Coup de projecteur sur le Brésil : “Le Brésil fait face aux pires sécheresses et inondations"
Après la récession provoquée par la pandémie de covid-19, les risques de pénurie d’eau et de coupures d’énergie compromettent la reprise économique au Brésil
Le 29 mai, le gouvernement brésilien a décrété un “état d’urgence hydrique” jusqu’en septembre pour les états de São Paulo, Paraná, Minas Gerais, Mato Grosso do Sul et Goiás, disposant aujourd’hui de 70% de la capacité de stockage en eau destinée à la production hydroélectrique du pays.
En effet, des épisodes de sécheresse observés de février à avril de cette année, en pleine saison des pluie, ont sévèrement compromis la fourniture en eau, que ce soit pour les besoins domestiques, la production d’électricité, l’agriculture, l’industrie et le transport fluvial, et peuvent avoir un impact direct sur l’économie au même moment où divers organismes prévoient une croissance de près de 5% pour le Brésil en 2021.
New ParagraphCe n’est évidemment pas la première fois que le Brésil est confronté à des pénuries d’eau. Mais aujourd’hui, et bien que 12% de l’eau douce présente sur la planète se trouve en sol brésilien, les problèmes sont radicalement différents selon les régions : En même temps que le Sud-est et le Centre-ouest du pays subissent les conséquences de la sécheresse la plus grave en 91 ans, on voit dans la région Nord des problèmes opposés avec notamment les plus grandes crues depuis 119 ans ayant déjà atteint le Rio Negro, affluent important de l’Amazone.

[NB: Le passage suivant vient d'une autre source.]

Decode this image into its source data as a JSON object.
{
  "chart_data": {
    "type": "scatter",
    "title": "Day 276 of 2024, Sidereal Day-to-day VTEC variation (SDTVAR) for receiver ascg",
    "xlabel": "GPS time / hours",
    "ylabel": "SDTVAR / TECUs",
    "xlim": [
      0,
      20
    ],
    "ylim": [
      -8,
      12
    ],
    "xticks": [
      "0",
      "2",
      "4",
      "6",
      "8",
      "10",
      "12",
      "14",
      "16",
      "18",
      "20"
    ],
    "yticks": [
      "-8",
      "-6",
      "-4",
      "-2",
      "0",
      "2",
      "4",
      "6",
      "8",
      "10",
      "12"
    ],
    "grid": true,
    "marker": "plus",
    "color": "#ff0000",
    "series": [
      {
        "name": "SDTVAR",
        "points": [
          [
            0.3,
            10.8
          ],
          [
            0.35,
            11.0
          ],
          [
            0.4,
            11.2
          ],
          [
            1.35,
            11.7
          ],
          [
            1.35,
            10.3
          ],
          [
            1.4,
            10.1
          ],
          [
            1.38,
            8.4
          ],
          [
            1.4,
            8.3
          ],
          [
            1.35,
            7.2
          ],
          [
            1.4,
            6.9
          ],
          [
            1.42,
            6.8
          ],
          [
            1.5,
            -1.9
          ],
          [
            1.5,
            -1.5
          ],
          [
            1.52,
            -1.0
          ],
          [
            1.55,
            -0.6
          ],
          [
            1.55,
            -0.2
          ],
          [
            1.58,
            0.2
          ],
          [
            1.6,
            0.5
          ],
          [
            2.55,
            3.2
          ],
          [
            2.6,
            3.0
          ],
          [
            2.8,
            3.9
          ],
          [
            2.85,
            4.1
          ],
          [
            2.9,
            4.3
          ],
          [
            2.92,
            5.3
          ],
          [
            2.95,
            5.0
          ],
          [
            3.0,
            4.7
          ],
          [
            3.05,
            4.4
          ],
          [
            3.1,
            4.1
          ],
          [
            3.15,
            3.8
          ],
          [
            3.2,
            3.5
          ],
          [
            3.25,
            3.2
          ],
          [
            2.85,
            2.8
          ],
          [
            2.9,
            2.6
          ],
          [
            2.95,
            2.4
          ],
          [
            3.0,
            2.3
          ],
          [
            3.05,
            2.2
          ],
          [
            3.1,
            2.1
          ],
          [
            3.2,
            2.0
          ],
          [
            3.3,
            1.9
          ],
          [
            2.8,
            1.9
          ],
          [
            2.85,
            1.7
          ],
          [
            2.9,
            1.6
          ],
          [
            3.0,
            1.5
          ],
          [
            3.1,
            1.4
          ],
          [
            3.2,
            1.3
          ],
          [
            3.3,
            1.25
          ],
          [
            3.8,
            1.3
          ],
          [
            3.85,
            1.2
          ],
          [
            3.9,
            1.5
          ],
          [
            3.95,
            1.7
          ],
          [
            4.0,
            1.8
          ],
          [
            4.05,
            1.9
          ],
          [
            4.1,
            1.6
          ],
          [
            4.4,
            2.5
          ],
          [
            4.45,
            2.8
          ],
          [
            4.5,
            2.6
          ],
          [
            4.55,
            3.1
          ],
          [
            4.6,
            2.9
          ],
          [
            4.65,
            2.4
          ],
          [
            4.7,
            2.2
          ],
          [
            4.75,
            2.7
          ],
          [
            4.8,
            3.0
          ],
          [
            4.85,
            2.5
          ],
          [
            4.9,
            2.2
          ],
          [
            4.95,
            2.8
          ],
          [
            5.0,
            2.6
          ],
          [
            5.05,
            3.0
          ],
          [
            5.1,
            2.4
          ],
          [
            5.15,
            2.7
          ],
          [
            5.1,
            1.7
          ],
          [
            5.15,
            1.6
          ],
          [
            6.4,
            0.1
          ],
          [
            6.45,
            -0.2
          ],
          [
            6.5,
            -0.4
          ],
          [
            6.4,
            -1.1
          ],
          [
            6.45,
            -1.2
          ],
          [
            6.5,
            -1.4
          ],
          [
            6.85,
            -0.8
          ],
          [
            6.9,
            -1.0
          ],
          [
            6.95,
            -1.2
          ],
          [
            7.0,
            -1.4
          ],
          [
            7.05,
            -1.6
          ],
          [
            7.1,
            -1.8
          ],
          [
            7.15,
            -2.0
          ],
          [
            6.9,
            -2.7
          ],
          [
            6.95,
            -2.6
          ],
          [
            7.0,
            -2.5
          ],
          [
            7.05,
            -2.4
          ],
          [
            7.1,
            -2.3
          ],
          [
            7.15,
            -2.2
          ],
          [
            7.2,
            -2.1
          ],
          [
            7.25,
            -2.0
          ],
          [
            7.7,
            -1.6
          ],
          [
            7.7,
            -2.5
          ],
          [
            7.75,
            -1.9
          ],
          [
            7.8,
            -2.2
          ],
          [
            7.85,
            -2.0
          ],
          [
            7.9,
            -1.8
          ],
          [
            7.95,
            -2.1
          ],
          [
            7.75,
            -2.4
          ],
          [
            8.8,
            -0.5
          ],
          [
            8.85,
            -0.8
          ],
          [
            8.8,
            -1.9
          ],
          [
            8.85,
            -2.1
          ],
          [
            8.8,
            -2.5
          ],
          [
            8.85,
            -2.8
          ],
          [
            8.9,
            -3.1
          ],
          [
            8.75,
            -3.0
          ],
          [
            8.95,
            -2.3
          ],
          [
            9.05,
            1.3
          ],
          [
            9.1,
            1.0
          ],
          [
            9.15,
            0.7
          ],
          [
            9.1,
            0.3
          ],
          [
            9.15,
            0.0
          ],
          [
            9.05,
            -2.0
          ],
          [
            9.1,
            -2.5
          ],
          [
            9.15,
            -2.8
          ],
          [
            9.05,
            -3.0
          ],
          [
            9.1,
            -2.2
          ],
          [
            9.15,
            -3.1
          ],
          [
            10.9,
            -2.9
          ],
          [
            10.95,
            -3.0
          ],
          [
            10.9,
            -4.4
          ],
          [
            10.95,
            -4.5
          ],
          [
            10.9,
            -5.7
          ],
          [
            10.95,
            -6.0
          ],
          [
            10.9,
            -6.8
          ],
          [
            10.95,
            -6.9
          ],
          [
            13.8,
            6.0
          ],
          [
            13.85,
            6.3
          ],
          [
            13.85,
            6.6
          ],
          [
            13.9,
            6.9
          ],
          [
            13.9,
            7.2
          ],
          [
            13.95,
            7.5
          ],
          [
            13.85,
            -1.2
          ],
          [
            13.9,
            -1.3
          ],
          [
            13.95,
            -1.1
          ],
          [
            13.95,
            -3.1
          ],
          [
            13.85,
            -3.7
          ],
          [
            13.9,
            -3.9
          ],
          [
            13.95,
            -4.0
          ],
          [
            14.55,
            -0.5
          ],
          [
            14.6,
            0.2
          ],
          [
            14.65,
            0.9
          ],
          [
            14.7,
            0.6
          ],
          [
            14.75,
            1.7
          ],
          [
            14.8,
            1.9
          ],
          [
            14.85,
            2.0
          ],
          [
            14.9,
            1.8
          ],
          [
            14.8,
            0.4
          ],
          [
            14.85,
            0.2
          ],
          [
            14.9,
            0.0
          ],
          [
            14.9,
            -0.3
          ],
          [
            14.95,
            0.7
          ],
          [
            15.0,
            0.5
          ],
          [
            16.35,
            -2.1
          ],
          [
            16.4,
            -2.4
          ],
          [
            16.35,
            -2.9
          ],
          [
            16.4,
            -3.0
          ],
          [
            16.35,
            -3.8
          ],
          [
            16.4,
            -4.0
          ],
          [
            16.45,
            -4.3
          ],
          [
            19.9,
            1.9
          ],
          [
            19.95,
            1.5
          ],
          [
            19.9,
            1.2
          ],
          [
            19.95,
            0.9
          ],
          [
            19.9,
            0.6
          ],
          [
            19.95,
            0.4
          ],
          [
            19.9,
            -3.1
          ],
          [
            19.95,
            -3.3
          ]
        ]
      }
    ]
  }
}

"...lors d’une nouvelle période de sécheresse, les 22 millions d’habitants de la région métropolitaine de São Paulo ont été soumis à des rationnements d’eau."
Déjà en 2001, le manque de précipitations associée à une demande croissante en eau, le peu d’investissements en infrastructure ainsi que le déboisement près des sources ont provoqué des coupures en série et l’instabilité du système de distribution en électricité, ce qui a poussé les autorités à mettre en place un plan rigoureux de rationnement à travers tout le pays. À l’époque, 90% de l’électricité disponible provenait de centrales hydroélectriques.
Afin d’éviter l’effondrement du système, les usagers avaient été forcés à diminuer de 20% leur consommation en électricité pour s’adapter à des tarifs qui avaient explosé. On avait alors débranché les appareils électroménagers, acheté des ampoules à basse consommation et l’industrie s’était lancée dans une course pour adopter des solutions énergétiques alternatives. Enfin, la crise avait débouché sur une période de récession où le taux de croissance était passé de 4,9% en 2000 à 1,4% en 2001.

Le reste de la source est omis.